Alcohol & Drugs
Drug and alcohol abuse can cause strokes, heart attacks, seizures, or death.
The rules concerning alcohol use and epilepsy apply to both teens and adults, but greater caution applies to the younger group. Drinking one or two alcoholic beverages usually causes no meaningful changes in the blood levels of seizure medicines or in seizure control. However, some epilepsy syndromes, such as Juvenile Myoclonic Epilepsy (JME) may be sensitive to even limited alcohol intake. The problem with one or two drinks for teens, whether or not they have epilepsy, is that their understanding of alcohol and their ability to limit its intake is often inadequate. One or two drinks become three or four, intoxication clouds judgment, and serious problems can follow.
Teens often will sleep off a hangover, and those with epilepsy may fail to take their bedtime and morning medications. Therefore, it is a good idea for all teens, especially those with epilepsy, to avoid alcohol or to use it only under adult supervision, such as having a glass of wine or beer during a family dinner. Teens with epilepsy should know that alcohol abuse can worsen seizure control. In addition, the combination of seizure medicines and alcohol can have a strong sedative effect. When excessive amounts of alcohol are consumed, the combination can be dangerous.
Crack and other forms of cocaine can cause seizures in people who have never had one before. Although there are no studies of the effects of crack or cocaine on seizure control, there is an obvious risk that these substances would make the occurrence of seizures more likely. Seizures that occur with cocaine or crack use are much more dangerous than seizures that occur from other causes or spontaneously, and can be fatal. This was clearly demonstrated in 1986 by the case of Len Bias, a basketball star from the University of Maryland, who reportedly had seizures and died after using crack. Deadly seizures or heart attacks can occur even after the first-time use of these substances.
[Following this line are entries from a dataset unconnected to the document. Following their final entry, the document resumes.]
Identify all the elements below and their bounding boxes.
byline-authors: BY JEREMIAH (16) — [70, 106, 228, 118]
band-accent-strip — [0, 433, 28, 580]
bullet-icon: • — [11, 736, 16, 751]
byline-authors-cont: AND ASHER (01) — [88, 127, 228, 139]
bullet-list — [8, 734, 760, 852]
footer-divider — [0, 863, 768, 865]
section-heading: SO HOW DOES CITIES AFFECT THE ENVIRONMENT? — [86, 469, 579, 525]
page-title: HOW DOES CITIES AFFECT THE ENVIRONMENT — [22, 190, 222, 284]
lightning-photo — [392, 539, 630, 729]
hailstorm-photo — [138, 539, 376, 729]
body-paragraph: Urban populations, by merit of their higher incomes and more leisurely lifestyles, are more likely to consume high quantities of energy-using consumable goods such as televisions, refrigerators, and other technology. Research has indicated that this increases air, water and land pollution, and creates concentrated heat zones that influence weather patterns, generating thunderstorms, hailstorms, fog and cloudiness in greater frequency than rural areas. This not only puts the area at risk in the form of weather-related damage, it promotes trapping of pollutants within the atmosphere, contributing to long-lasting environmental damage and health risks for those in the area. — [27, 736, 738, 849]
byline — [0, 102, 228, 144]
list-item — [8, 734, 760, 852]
Crack and cocaine are associated with other serious health problems as well, and should be avoided at all costs.
Seizures can be caused or made worse by the use of uppers (amphetamines), downers (barbiturates, benzodiazepines), heroin, certain pain killers, LSD ("acid"), PCP ("angel dust"), or "ecstasy." The effects of these drugs on epilepsy are not known with certainty, but they can bring on seizures by causing the user to forget to take seizure medicines or to lose sleep. These drugs may also have direct and indirect (withdrawal) effects on the brain. The possession (except if prescribed by a doctor) or selling of all these drugs is illegal, and the severe penalties for even casual association with them, coupled with their numerous health risks, make their use foolish and dangerous.